The first is that model estimates for equilibrium climate sensitivity are not the best measure of total, long-term climate change. For that we should take a look at past Earth climates. From these measurements, we can find an Earth System Sensitivity of about 6 degrees Celsius for each doubling of CO2. This measure is consistent with Earth climates 50-65 million years ago when CO2 measured about 580 parts per million and temperatures were more than 6 degrees Celsius warmer.
The second conclusion is that long-term change will likely take many centuries to completely unfold. So long-term climate sensitivity measures like ECS or ESS are not good indicators for how fast Earth temperatures will increase within a given decade. Some decades may see relatively slow increases, some little or no increase, and some remarkably rapid increases. However, the overall trend will be for warming, and probably a more rapid pace of warming than that seen in the geological record due to the fact that the human CO2 forcing is currently so powerful.

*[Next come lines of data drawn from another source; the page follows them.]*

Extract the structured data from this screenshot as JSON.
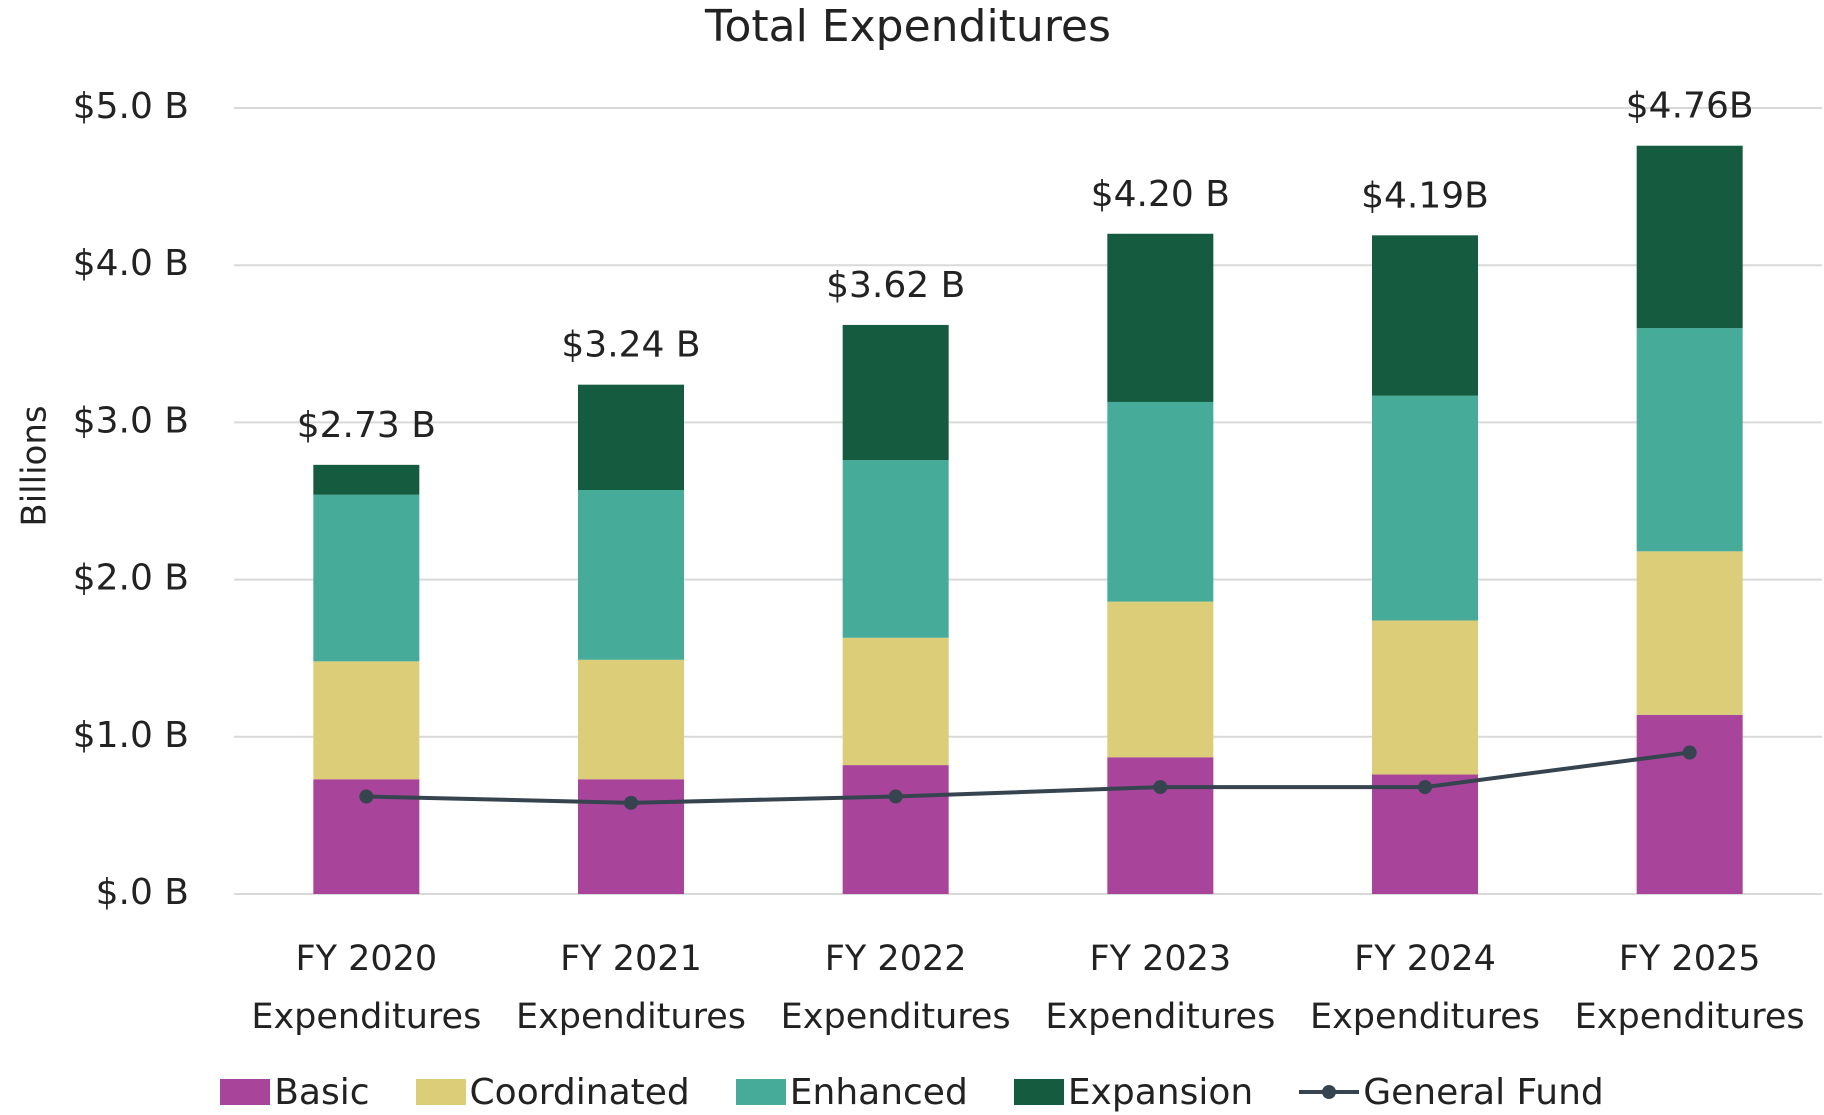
{
  "chart_data": {
    "type": "bar",
    "stacked": true,
    "title": "Total Expenditures",
    "y_label": "Billions",
    "categories": [
      "FY 2020 Expenditures",
      "FY 2021 Expenditures",
      "FY 2022 Expenditures",
      "FY 2023 Expenditures",
      "FY 2024 Expenditures",
      "FY 2025 Expenditures"
    ],
    "series": [
      {
        "name": "Basic",
        "color": "#a8449a",
        "values": [
          0.73,
          0.73,
          0.82,
          0.87,
          0.76,
          1.14
        ]
      },
      {
        "name": "Coordinated",
        "color": "#dccd78",
        "values": [
          0.75,
          0.76,
          0.81,
          0.99,
          0.98,
          1.04
        ]
      },
      {
        "name": "Enhanced",
        "color": "#46ab99",
        "values": [
          1.06,
          1.08,
          1.13,
          1.27,
          1.43,
          1.42
        ]
      },
      {
        "name": "Expansion",
        "color": "#145b3f",
        "values": [
          0.19,
          0.67,
          0.86,
          1.07,
          1.02,
          1.16
        ]
      },
      {
        "name": "General Fund",
        "type": "line",
        "color": "#36444f",
        "values": [
          0.62,
          0.58,
          0.62,
          0.68,
          0.68,
          0.9
        ]
      }
    ],
    "totals": {
      "values": [
        2.73,
        3.24,
        3.62,
        4.2,
        4.19,
        4.76
      ],
      "value_labels": [
        "$2.73 B",
        "$3.24 B",
        "$3.62 B",
        "$4.20 B",
        "$4.19B",
        "$4.76B"
      ]
    },
    "ylim": [
      0,
      5
    ],
    "yticks": [
      {
        "value": 0,
        "label": "$.0 B"
      },
      {
        "value": 1,
        "label": "$1.0 B"
      },
      {
        "value": 2,
        "label": "$2.0 B"
      },
      {
        "value": 3,
        "label": "$3.0 B"
      },
      {
        "value": 4,
        "label": "$4.0 B"
      },
      {
        "value": 5,
        "label": "$5.0 B"
      }
    ],
    "grid": true,
    "legend": "bottom"
  }
}
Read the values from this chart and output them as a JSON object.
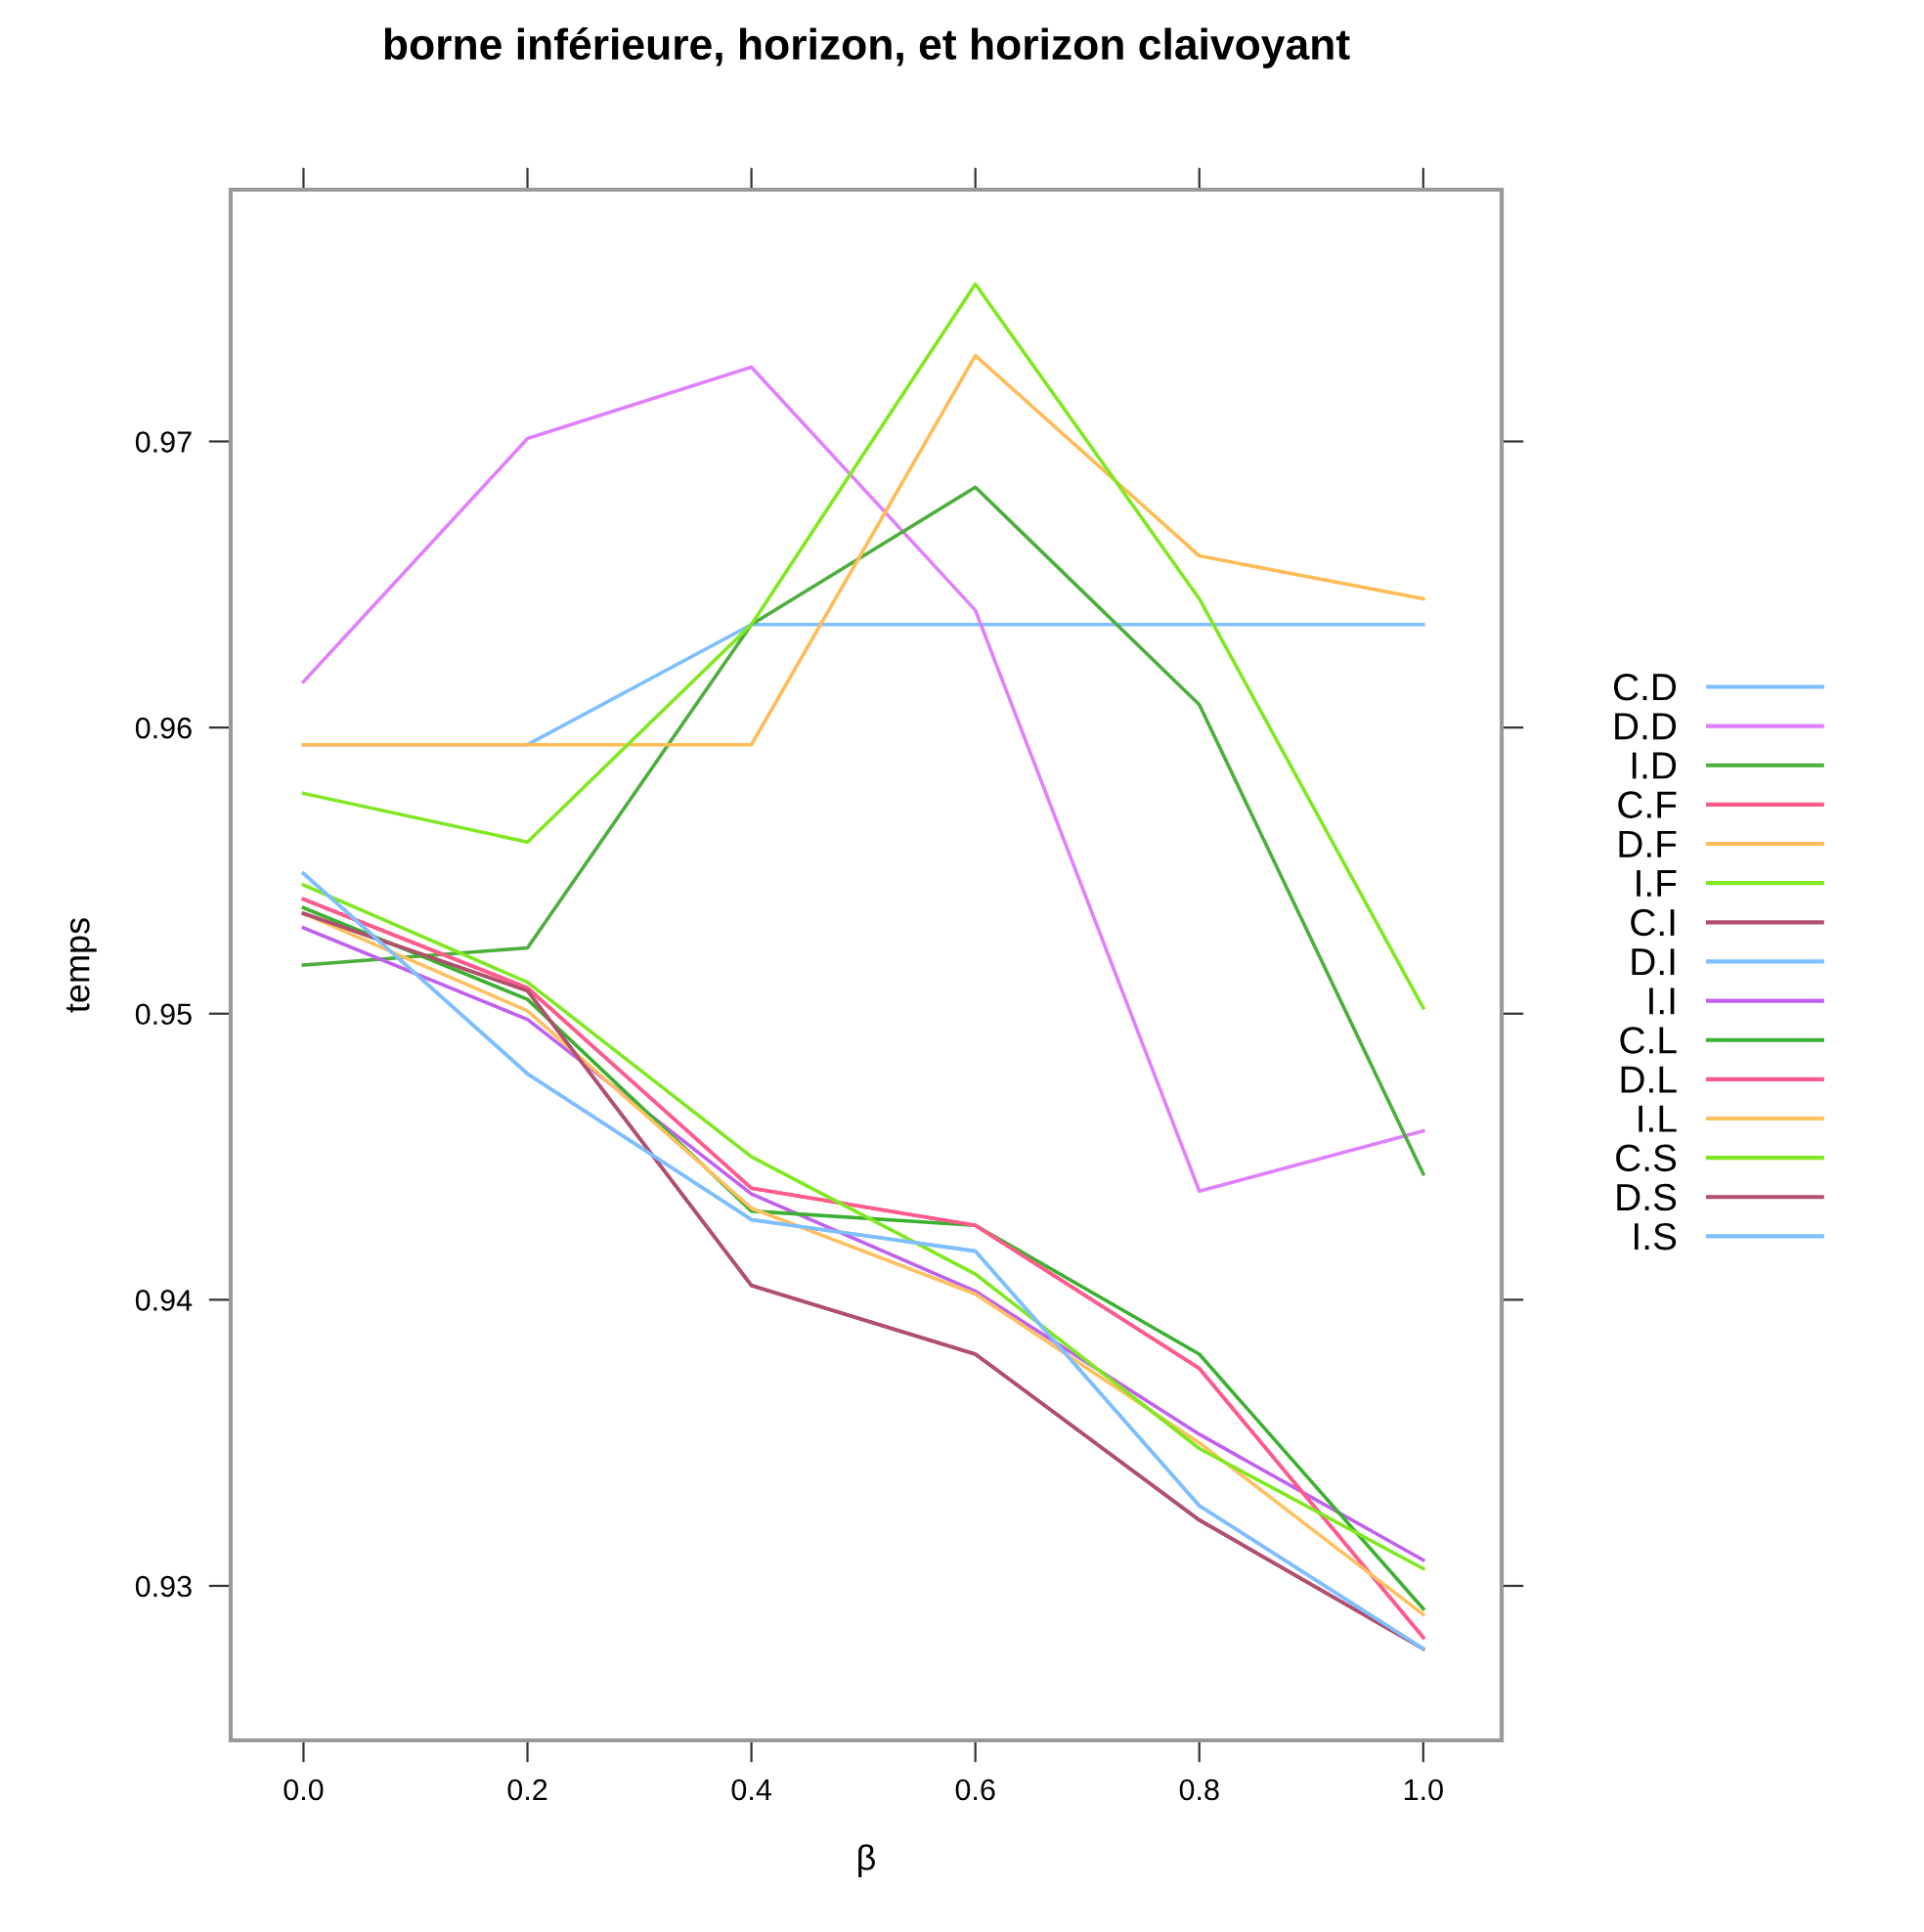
{
  "chart_data": {
    "type": "line",
    "title": "borne inférieure, horizon, et horizon claivoyant",
    "xlabel": "β",
    "ylabel": "temps",
    "x": [
      0.0,
      0.2,
      0.4,
      0.6,
      0.8,
      1.0
    ],
    "xlim": [
      -0.065,
      1.07
    ],
    "xticks": [
      {
        "value": 0.0,
        "label": "0.0"
      },
      0.2,
      0.4,
      0.6,
      0.8,
      {
        "value": 1.0,
        "label": "1.0"
      }
    ],
    "ylim": [
      0.9246,
      0.9788
    ],
    "yticks": [
      0.93,
      0.94,
      0.95,
      0.96,
      0.97
    ],
    "grid": false,
    "legend": "right",
    "marker": "none",
    "line_style": "solid",
    "series": [
      {
        "name": "C.D",
        "color": "#7fbfff",
        "values": [
          0.9594,
          0.9594,
          0.9636,
          0.9636,
          0.9636,
          0.9636
        ]
      },
      {
        "name": "D.D",
        "color": "#e080ff",
        "values": [
          0.9616,
          0.9701,
          0.9726,
          0.9641,
          0.9438,
          0.9459
        ]
      },
      {
        "name": "I.D",
        "color": "#4caf3c",
        "values": [
          0.9517,
          0.9523,
          0.9636,
          0.9684,
          0.9608,
          0.9444
        ]
      },
      {
        "name": "C.F",
        "color": "#ff5a8c",
        "values": [
          0.954,
          0.9509,
          0.9439,
          0.9426,
          0.9376,
          0.9282
        ]
      },
      {
        "name": "D.F",
        "color": "#ffbb55",
        "values": [
          0.9594,
          0.9594,
          0.9594,
          0.973,
          0.966,
          0.9645
        ]
      },
      {
        "name": "I.F",
        "color": "#80e820",
        "values": [
          0.9577,
          0.956,
          0.9636,
          0.9755,
          0.9645,
          0.9502
        ]
      },
      {
        "name": "C.I",
        "color": "#b0506e",
        "values": [
          0.9535,
          0.9508,
          0.9405,
          0.9381,
          0.9323,
          0.9278
        ]
      },
      {
        "name": "D.I",
        "color": "#7fbfff",
        "values": [
          0.9549,
          0.9479,
          0.9428,
          0.9417,
          0.9328,
          0.9278
        ]
      },
      {
        "name": "I.I",
        "color": "#c060f0",
        "values": [
          0.953,
          0.9498,
          0.9437,
          0.9403,
          0.9353,
          0.9309
        ]
      },
      {
        "name": "C.L",
        "color": "#3cb030",
        "values": [
          0.9537,
          0.9505,
          0.9431,
          0.9426,
          0.9381,
          0.9292
        ]
      },
      {
        "name": "D.L",
        "color": "#ff5a8c",
        "values": [
          0.954,
          0.9509,
          0.9439,
          0.9426,
          0.9376,
          0.9282
        ]
      },
      {
        "name": "I.L",
        "color": "#ffc060",
        "values": [
          0.9535,
          0.9501,
          0.9432,
          0.9402,
          0.935,
          0.929
        ]
      },
      {
        "name": "C.S",
        "color": "#80e820",
        "values": [
          0.9545,
          0.9511,
          0.945,
          0.9409,
          0.9348,
          0.9306
        ]
      },
      {
        "name": "D.S",
        "color": "#b0506e",
        "values": [
          0.9535,
          0.9508,
          0.9405,
          0.9381,
          0.9323,
          0.9278
        ]
      },
      {
        "name": "I.S",
        "color": "#7fbfff",
        "values": [
          0.9549,
          0.9479,
          0.9428,
          0.9417,
          0.9328,
          0.9278
        ]
      }
    ]
  }
}
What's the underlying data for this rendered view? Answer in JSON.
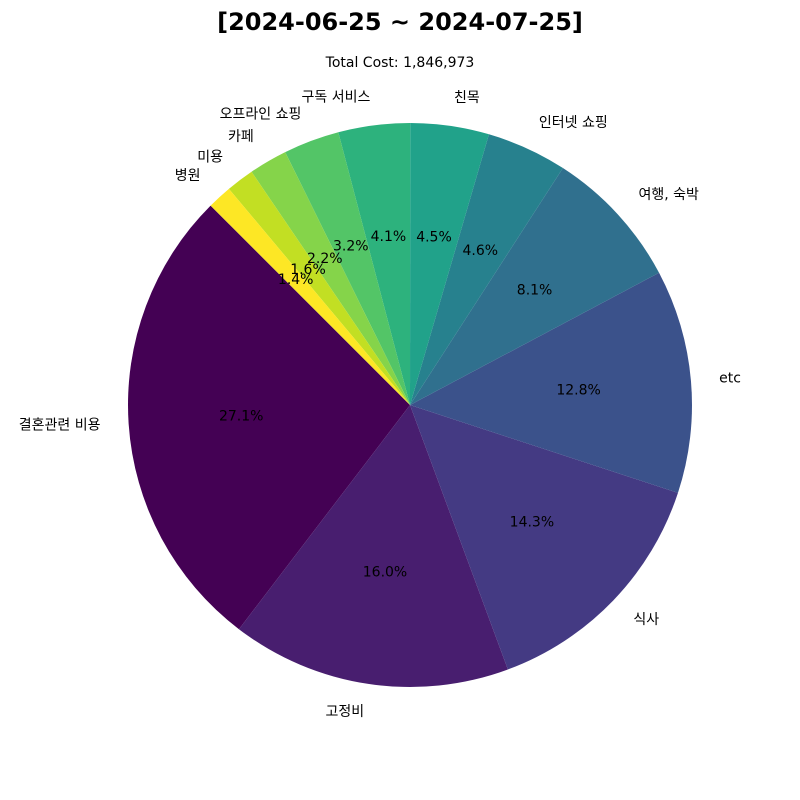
{
  "chart_data": {
    "type": "pie",
    "title": "[2024-06-25 ~ 2024-07-25]",
    "subtitle": "Total Cost: 1,846,973",
    "start_angle_deg": 135,
    "direction": "counterclockwise",
    "slices": [
      {
        "label": "결혼관련 비용",
        "value": 27.1,
        "pct_text": "27.1%",
        "color": "#440154"
      },
      {
        "label": "고정비",
        "value": 16.0,
        "pct_text": "16.0%",
        "color": "#481e6f"
      },
      {
        "label": "식사",
        "value": 14.3,
        "pct_text": "14.3%",
        "color": "#443a83"
      },
      {
        "label": "etc",
        "value": 12.8,
        "pct_text": "12.8%",
        "color": "#3b528b"
      },
      {
        "label": "여행, 숙박",
        "value": 8.1,
        "pct_text": "8.1%",
        "color": "#30708e"
      },
      {
        "label": "인터넷 쇼핑",
        "value": 4.6,
        "pct_text": "4.6%",
        "color": "#27818e"
      },
      {
        "label": "친목",
        "value": 4.5,
        "pct_text": "4.5%",
        "color": "#21a28a"
      },
      {
        "label": "구독 서비스",
        "value": 4.1,
        "pct_text": "4.1%",
        "color": "#2db27d"
      },
      {
        "label": "오프라인 쇼핑",
        "value": 3.2,
        "pct_text": "3.2%",
        "color": "#53c567"
      },
      {
        "label": "카페",
        "value": 2.2,
        "pct_text": "2.2%",
        "color": "#85d44a"
      },
      {
        "label": "미용",
        "value": 1.6,
        "pct_text": "1.6%",
        "color": "#c2df23"
      },
      {
        "label": "병원",
        "value": 1.4,
        "pct_text": "1.4%",
        "color": "#fde725"
      }
    ]
  }
}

Furthermore, the .2 degrees Celsius warming during the 1990s and the .1 degrees Celsius atmospheric warming during the 2000s are not entirely indicative of what the long-term trend will look like. In all likelihood, natural variability favored warming more during the 1990s and less so during the 2000s. This is hinted at in the El Nino/La Nina cycle with many powerful El Ninos (which tend to warm the atmosphere) evident during the 1990s while La Ninas (which tend to cool the atmosphere) were more prevalent during the late 2000s.
The third conclusion is that major Earth system feedbacks are beginning to kick in that are likely to make observations of the climates of past decades less relevant. Loss of albedo, ice sheet melt, ocean heat uptake, and environmental carbon release all have a roll to play in future atmospheric warming. Together with a continued and growing human CO2 forcing, these and other factors will determine the pace of warming over the next century. Under business as usual, worldwide CO2 levels hit somewhere between 800 and 1000 parts per million by the end of this century. Such a strong forcing is likely to have very powerful and damaging effects on Earth’s climate system. Even the models that do not take into account slow feedbacks are showing warming of 5-7 degrees Celsius by the end of this century if business as usual emissions continue. And for such a high degree of warming to take place even without the additional contribution from a number of slow feedbacks would be a terrible result.
Fourth, it should be noted that ‘slow feedbacks’ are already beginning to emerge at a more rapid pace than previously estimated. One example, loss of sea ice, is already reducing the northern polar region’s albedo. Another instance, methane hydrate and tundra methane release, are also already adding a positive amplifying feedback to human-caused warming.
Finally, it is worth noting that a more rapid than expected melt of polar ice would temporarily keep temperatures lower at the cost of a more rapid pace of sea level rise combined with much more extreme weather. Such higher than expected paces of melt are entirely possible and, in certain regions, appear to be happening now. In one example northern polar sea ice has experienced an 80% loss of volume since 1980. The result is that northern hemisphere sea ice melt is occurring 80 years ahead of model projections.